We sang Lennon's "Imagine" that year too, as well as "If the Russians Love their Children Too," a Cold War protest song by Sting. The Berlin Wall had just come down, Mandela was freed that spring, and glasnost and perestroika were building towards the dissolution of the Soviet Union. An Estonian student provided us with the sheet music and pronunciation help to learn a patriotic Estonian song (Estimaa, Estimaa..), and we also pealed out "Nkosi Sikelel iAfrica" with joy.
The times, they were a changin', and like the flower children of the 1960s, we really believed that "Right here, right now, there is no other place I'd rather be...watching the world wake up from history."
Some fifteen years later, my husband and I were spending a year in the Latvian capital, Riga. After nearly five years volunteering there in the early 1990s, I'd leapt at the chance for a Fulbright Teaching Exchange. So much had changed, so much had not.
When March 8th rolled around, I prompted my husband to consider buying flowers for women in his life.
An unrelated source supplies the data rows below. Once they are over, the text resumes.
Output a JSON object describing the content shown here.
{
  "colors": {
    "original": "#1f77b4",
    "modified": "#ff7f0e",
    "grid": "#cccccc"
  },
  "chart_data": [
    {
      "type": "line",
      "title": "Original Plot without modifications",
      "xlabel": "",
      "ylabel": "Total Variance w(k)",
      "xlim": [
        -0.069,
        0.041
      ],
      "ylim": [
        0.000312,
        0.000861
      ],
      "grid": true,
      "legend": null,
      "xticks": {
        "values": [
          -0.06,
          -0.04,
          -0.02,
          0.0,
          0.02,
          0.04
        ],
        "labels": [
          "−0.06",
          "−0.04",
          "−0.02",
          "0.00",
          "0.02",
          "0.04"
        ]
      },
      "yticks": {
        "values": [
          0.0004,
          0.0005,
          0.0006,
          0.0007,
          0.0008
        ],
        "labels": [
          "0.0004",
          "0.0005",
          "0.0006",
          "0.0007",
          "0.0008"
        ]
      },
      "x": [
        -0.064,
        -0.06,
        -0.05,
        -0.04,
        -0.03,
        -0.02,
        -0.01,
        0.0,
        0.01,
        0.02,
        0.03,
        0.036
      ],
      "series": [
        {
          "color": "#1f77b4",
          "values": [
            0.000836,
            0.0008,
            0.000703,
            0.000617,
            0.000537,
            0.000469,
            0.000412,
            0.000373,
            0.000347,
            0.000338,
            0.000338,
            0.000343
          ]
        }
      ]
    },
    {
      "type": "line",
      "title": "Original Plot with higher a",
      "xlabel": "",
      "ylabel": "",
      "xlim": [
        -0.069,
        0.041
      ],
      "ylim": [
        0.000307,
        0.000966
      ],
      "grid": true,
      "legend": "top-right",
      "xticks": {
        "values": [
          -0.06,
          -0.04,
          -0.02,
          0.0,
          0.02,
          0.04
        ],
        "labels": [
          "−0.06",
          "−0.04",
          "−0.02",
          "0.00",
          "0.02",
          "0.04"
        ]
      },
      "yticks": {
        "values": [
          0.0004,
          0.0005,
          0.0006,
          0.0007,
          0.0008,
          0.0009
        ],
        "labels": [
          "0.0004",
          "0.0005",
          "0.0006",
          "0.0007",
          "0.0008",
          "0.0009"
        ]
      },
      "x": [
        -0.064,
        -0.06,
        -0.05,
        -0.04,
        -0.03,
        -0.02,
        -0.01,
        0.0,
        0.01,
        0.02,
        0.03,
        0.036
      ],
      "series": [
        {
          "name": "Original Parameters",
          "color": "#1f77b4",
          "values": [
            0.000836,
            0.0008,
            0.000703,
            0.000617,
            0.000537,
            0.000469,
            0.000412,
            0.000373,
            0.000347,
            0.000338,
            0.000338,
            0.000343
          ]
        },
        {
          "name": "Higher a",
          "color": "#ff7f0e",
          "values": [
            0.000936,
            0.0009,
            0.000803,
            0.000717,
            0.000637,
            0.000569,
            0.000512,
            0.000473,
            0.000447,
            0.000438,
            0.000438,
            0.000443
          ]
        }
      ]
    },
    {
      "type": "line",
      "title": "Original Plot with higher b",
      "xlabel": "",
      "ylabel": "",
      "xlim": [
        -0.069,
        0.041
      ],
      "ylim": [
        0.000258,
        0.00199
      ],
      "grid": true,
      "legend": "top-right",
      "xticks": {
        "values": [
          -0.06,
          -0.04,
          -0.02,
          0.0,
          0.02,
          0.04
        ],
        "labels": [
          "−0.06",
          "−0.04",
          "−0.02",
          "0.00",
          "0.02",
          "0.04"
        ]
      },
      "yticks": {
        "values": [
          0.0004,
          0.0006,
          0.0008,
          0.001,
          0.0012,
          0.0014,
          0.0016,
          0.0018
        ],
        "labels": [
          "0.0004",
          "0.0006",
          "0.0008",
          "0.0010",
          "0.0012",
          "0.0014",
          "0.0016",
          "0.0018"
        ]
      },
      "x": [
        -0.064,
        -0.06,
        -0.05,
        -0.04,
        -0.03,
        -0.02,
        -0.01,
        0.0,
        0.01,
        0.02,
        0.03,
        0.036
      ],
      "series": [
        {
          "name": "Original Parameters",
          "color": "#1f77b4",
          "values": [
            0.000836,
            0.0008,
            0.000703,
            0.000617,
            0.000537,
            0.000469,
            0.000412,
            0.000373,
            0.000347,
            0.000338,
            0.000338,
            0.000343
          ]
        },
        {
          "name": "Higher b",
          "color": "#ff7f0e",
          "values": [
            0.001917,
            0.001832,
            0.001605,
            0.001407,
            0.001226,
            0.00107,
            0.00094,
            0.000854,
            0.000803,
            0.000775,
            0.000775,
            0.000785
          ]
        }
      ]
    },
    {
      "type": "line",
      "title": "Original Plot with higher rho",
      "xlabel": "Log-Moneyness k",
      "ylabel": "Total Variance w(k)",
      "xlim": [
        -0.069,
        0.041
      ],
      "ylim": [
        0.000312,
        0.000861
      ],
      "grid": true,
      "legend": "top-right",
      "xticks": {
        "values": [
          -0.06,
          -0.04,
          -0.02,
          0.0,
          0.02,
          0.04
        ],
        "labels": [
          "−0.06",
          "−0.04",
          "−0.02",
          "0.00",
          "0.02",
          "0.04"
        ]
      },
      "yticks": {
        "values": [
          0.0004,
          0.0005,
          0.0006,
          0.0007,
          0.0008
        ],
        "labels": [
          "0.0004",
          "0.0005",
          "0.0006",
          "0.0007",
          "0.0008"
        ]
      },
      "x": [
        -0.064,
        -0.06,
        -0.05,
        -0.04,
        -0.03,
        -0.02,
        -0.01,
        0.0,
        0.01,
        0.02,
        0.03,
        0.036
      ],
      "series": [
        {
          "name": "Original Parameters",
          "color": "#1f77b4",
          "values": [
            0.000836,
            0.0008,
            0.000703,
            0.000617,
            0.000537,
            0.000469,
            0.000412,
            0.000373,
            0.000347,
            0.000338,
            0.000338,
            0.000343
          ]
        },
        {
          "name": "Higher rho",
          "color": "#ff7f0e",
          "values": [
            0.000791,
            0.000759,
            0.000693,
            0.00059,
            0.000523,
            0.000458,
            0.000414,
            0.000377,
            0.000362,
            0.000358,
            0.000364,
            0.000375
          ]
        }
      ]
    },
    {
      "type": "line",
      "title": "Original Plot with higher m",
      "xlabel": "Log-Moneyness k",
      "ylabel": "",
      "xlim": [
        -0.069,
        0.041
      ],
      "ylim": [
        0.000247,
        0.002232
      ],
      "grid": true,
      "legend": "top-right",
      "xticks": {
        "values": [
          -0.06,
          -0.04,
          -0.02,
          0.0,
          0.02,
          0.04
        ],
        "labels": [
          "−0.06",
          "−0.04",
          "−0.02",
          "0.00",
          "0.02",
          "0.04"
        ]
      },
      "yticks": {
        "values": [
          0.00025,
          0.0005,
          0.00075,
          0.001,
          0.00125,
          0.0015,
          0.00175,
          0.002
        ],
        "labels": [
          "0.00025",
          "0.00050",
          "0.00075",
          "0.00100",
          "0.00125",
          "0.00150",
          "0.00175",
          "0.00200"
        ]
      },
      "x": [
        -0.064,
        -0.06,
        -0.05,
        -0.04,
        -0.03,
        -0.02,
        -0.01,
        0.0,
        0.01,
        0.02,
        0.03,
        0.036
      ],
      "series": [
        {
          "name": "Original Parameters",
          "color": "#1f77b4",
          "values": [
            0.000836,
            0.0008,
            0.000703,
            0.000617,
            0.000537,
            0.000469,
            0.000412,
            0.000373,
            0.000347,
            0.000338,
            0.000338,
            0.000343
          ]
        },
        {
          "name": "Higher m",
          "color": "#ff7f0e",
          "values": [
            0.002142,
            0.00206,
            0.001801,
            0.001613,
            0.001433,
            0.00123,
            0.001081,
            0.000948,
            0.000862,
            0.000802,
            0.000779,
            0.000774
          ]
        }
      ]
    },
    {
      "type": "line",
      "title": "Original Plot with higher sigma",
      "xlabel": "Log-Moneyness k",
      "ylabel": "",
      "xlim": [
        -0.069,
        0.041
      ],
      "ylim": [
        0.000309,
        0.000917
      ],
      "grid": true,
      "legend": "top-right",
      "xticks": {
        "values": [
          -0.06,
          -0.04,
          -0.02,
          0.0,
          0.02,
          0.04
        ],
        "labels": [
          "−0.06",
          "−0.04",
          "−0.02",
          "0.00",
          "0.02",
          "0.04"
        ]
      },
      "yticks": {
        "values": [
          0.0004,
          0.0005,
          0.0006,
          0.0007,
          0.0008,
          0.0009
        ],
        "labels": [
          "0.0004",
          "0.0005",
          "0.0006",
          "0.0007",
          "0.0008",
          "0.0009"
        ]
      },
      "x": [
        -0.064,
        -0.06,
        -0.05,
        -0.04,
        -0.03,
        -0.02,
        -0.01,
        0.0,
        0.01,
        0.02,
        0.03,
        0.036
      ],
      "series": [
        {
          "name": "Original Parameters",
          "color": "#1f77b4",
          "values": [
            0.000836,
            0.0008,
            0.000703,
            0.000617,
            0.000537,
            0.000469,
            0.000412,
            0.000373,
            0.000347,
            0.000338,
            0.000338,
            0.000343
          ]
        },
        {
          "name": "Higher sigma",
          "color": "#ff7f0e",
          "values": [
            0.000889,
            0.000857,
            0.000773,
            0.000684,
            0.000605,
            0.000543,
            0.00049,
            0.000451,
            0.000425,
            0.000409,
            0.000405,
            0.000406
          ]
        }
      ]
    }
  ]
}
A few of my students brought them into school to give to each of their female teachers. We had our own Latvian class that evening, and one of our classmates, a Cuban, brought carnations for the teacher, me, and our friend Andrea.
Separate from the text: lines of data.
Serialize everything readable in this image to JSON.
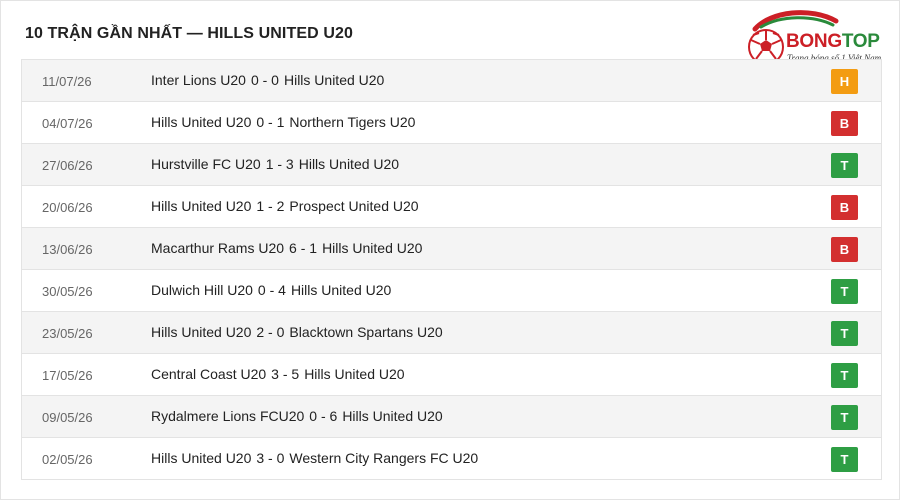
{
  "header": {
    "title": "10 TRẬN GẦN NHẤT — HILLS UNITED U20"
  },
  "logo": {
    "word_red": "BONG",
    "word_green": "TOP",
    "tagline": "Trang bóng số 1 Việt Nam",
    "colors": {
      "red": "#cc1f26",
      "green": "#2a8a3b"
    }
  },
  "result_colors": {
    "H": "#f39c12",
    "B": "#d32f2f",
    "T": "#2e9e44"
  },
  "matches": [
    {
      "date": "11/07/26",
      "home": "Inter Lions U20",
      "score": "0 - 0",
      "away": "Hills United U20",
      "result": "H"
    },
    {
      "date": "04/07/26",
      "home": "Hills United U20",
      "score": "0 - 1",
      "away": "Northern Tigers U20",
      "result": "B"
    },
    {
      "date": "27/06/26",
      "home": "Hurstville FC U20",
      "score": "1 - 3",
      "away": "Hills United U20",
      "result": "T"
    },
    {
      "date": "20/06/26",
      "home": "Hills United U20",
      "score": "1 - 2",
      "away": "Prospect United U20",
      "result": "B"
    },
    {
      "date": "13/06/26",
      "home": "Macarthur Rams U20",
      "score": "6 - 1",
      "away": "Hills United U20",
      "result": "B"
    },
    {
      "date": "30/05/26",
      "home": "Dulwich Hill U20",
      "score": "0 - 4",
      "away": "Hills United U20",
      "result": "T"
    },
    {
      "date": "23/05/26",
      "home": "Hills United U20",
      "score": "2 - 0",
      "away": "Blacktown Spartans U20",
      "result": "T"
    },
    {
      "date": "17/05/26",
      "home": "Central Coast U20",
      "score": "3 - 5",
      "away": "Hills United U20",
      "result": "T"
    },
    {
      "date": "09/05/26",
      "home": "Rydalmere Lions FCU20",
      "score": "0 - 6",
      "away": "Hills United U20",
      "result": "T"
    },
    {
      "date": "02/05/26",
      "home": "Hills United U20",
      "score": "3 - 0",
      "away": "Western City Rangers FC U20",
      "result": "T"
    }
  ]
}
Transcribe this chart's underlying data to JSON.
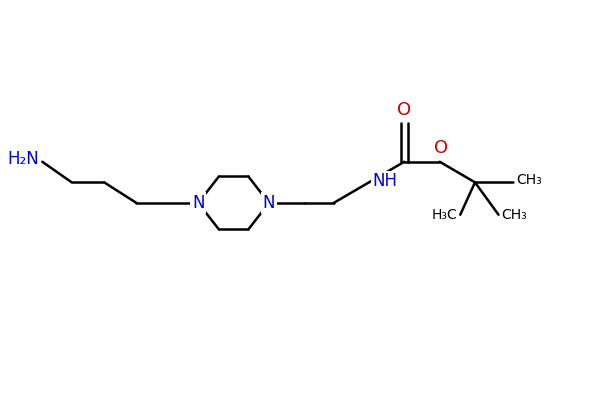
{
  "bg_color": "#ffffff",
  "bond_color": "#000000",
  "nitrogen_color": "#0000cc",
  "oxygen_color": "#cc0000",
  "line_width": 1.8,
  "font_size": 12,
  "small_font_size": 10,
  "xlim": [
    0.0,
    10.0
  ],
  "ylim": [
    0.5,
    4.0
  ],
  "figsize": [
    6.0,
    4.0
  ],
  "dpi": 100
}
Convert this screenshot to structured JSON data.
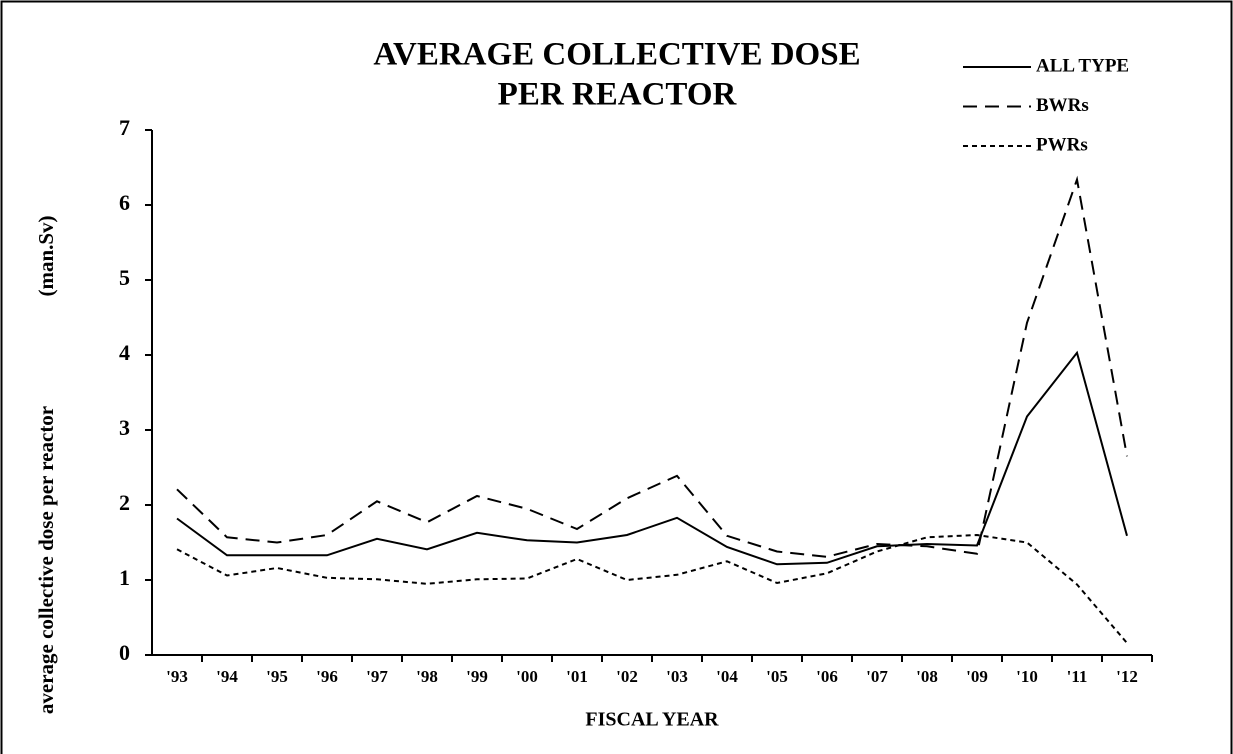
{
  "chart_data": {
    "type": "line",
    "title": [
      "AVERAGE  COLLECTIVE  DOSE",
      "PER REACTOR"
    ],
    "xlabel": "FISCAL YEAR",
    "ylabel": [
      "average collective dose per reactor",
      "(man.Sv)"
    ],
    "categories": [
      "'93",
      "'94",
      "'95",
      "'96",
      "'97",
      "'98",
      "'99",
      "'00",
      "'01",
      "'02",
      "'03",
      "'04",
      "'05",
      "'06",
      "'07",
      "'08",
      "'09",
      "'10",
      "'11",
      "'12"
    ],
    "series": [
      {
        "name": "ALL TYPE",
        "color": "#000000",
        "dash": "solid",
        "values": [
          1.82,
          1.33,
          1.33,
          1.33,
          1.55,
          1.41,
          1.63,
          1.53,
          1.5,
          1.6,
          1.83,
          1.44,
          1.21,
          1.23,
          1.45,
          1.48,
          1.46,
          3.18,
          4.03,
          1.59
        ]
      },
      {
        "name": "BWRs",
        "color": "#000000",
        "dash": "dashed",
        "values": [
          2.21,
          1.57,
          1.5,
          1.6,
          2.05,
          1.77,
          2.12,
          1.95,
          1.68,
          2.09,
          2.39,
          1.59,
          1.38,
          1.31,
          1.48,
          1.45,
          1.35,
          4.43,
          6.34,
          2.65
        ]
      },
      {
        "name": "PWRs",
        "color": "#000000",
        "dash": "dotted",
        "values": [
          1.41,
          1.06,
          1.16,
          1.03,
          1.01,
          0.95,
          1.01,
          1.02,
          1.28,
          1.0,
          1.07,
          1.25,
          0.96,
          1.09,
          1.38,
          1.57,
          1.6,
          1.5,
          0.94,
          0.16
        ]
      }
    ],
    "ylim": [
      0,
      7
    ],
    "yticks": [
      0,
      1,
      2,
      3,
      4,
      5,
      6,
      7
    ],
    "legend": "top-right"
  }
}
I noticed that not everyone celebrated a day that was much more fussed over during my earlier stays in Latvia. Our neighbor sniffed haughtily, "That's a Soviet custom. Real Latvians celebrate Mother's Day." A few other friends echoed this stance. Nearly two decades into independence, lines were still constantly being drawn between Us and Them. Sure, the Russians love their children too, but there's more to harmony and peace than the deterrent of mutually assured destruction.
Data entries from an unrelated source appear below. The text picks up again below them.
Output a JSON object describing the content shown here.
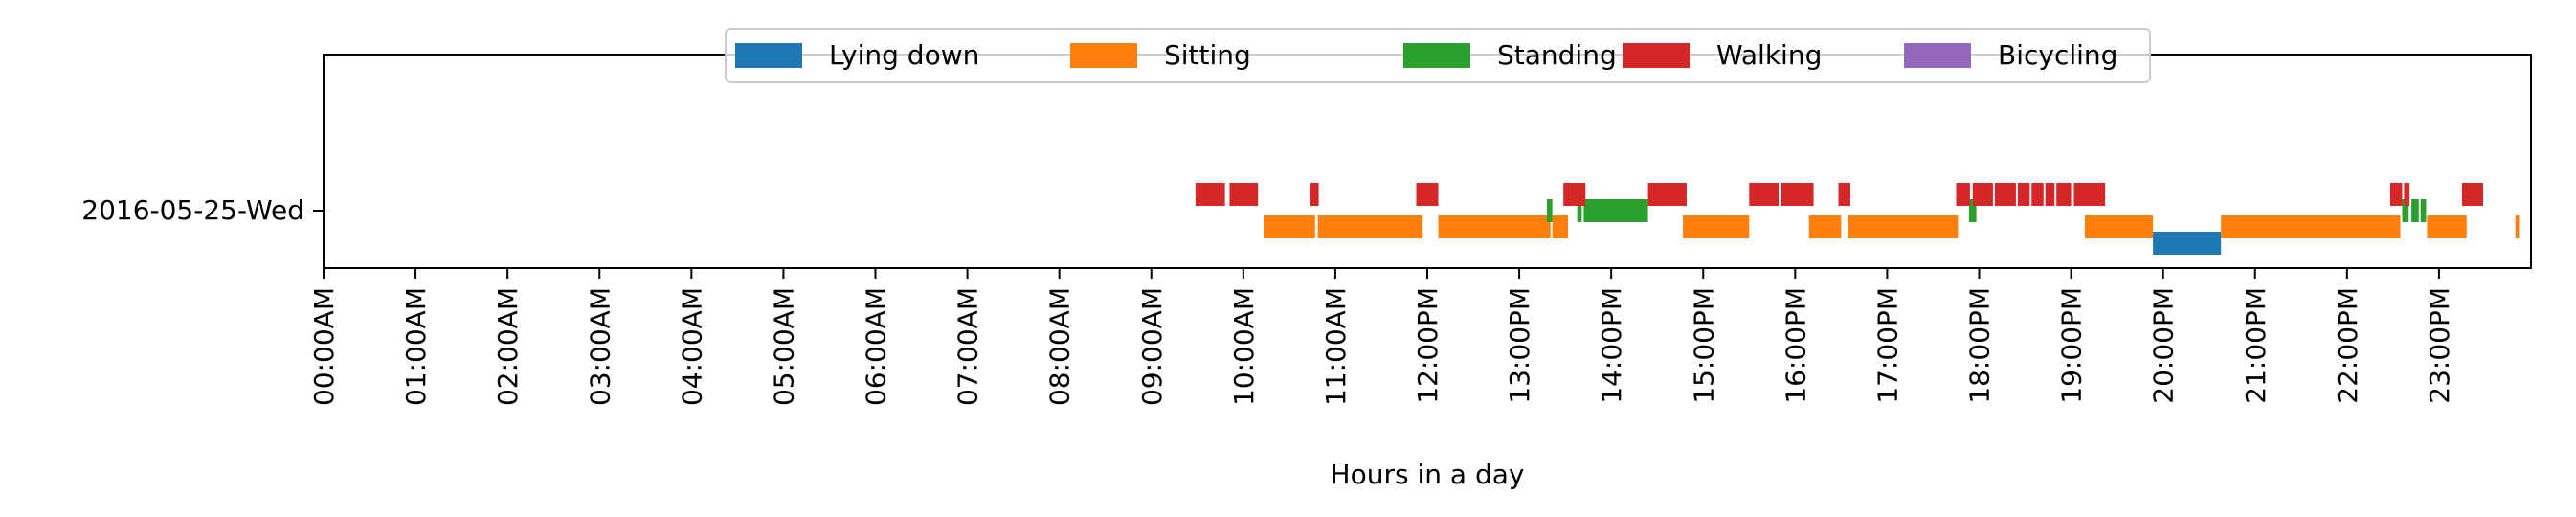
{
  "chart_data": {
    "type": "timeline",
    "title": "",
    "xlabel": "Hours in a day",
    "ylabel": "",
    "xlim": [
      0,
      24
    ],
    "x_ticks": [
      "00:00AM",
      "01:00AM",
      "02:00AM",
      "03:00AM",
      "04:00AM",
      "05:00AM",
      "06:00AM",
      "07:00AM",
      "08:00AM",
      "09:00AM",
      "10:00AM",
      "11:00AM",
      "12:00PM",
      "13:00PM",
      "14:00PM",
      "15:00PM",
      "16:00PM",
      "17:00PM",
      "18:00PM",
      "19:00PM",
      "20:00PM",
      "21:00PM",
      "22:00PM",
      "23:00PM"
    ],
    "categories": [
      "2016-05-25-Wed"
    ],
    "legend_position": "top-center",
    "grid": false,
    "series": [
      {
        "name": "Lying down",
        "color": "#1f77b4",
        "lane": -1.0,
        "intervals": [
          [
            19.89,
            20.63
          ]
        ]
      },
      {
        "name": "Sitting",
        "color": "#ff7f0e",
        "lane": -0.5,
        "intervals": [
          [
            10.22,
            10.78
          ],
          [
            10.81,
            11.95
          ],
          [
            12.12,
            13.34
          ],
          [
            13.36,
            13.53
          ],
          [
            14.78,
            15.5
          ],
          [
            16.15,
            16.5
          ],
          [
            16.57,
            17.77
          ],
          [
            19.15,
            19.89
          ],
          [
            20.63,
            22.58
          ],
          [
            22.87,
            23.3
          ],
          [
            23.83,
            23.87
          ]
        ]
      },
      {
        "name": "Standing",
        "color": "#2ca02c",
        "lane": 0.0,
        "intervals": [
          [
            13.3,
            13.36
          ],
          [
            13.63,
            13.68
          ],
          [
            13.7,
            14.4
          ],
          [
            17.89,
            17.97
          ],
          [
            22.6,
            22.67
          ],
          [
            22.7,
            22.78
          ],
          [
            22.8,
            22.86
          ]
        ]
      },
      {
        "name": "Walking",
        "color": "#d62728",
        "lane": 0.5,
        "intervals": [
          [
            9.48,
            9.8
          ],
          [
            9.85,
            10.16
          ],
          [
            10.73,
            10.82
          ],
          [
            11.88,
            12.12
          ],
          [
            13.48,
            13.72
          ],
          [
            14.4,
            14.82
          ],
          [
            15.5,
            15.82
          ],
          [
            15.84,
            16.2
          ],
          [
            16.47,
            16.6
          ],
          [
            17.75,
            17.9
          ],
          [
            17.93,
            18.15
          ],
          [
            18.17,
            18.4
          ],
          [
            18.42,
            18.55
          ],
          [
            18.57,
            18.7
          ],
          [
            18.72,
            18.82
          ],
          [
            18.84,
            19.0
          ],
          [
            19.03,
            19.37
          ],
          [
            22.47,
            22.6
          ],
          [
            22.62,
            22.68
          ],
          [
            23.25,
            23.48
          ]
        ]
      },
      {
        "name": "Bicycling",
        "color": "#9467bd",
        "lane": 1.0,
        "intervals": []
      }
    ]
  }
}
I wasn't sure if I should tell my staunchly anti-Soviet friends that much of Western Europe celebrates today too. It's not just "socialist" Denmark. My Navy-wife friend who has done two stints in Germany, usually posts a cheery greeting on this day. It is a funny little event; like Black History Month, its existence proves the neglect we take for granted, and the celebrations can have a patronizing air. Really? You're giving me carnations to show your appreciation for my getting paid 70 cents on the dollar while working the double shift of paid work and childcare/housework?
On the other hand, there's something about being handed spring flowers when winter is still lingering nearby that makes it hard to be grumpy and ungrateful. So Happy International Women's Day. Sing your favorite song, whether it's a protest song or a love song.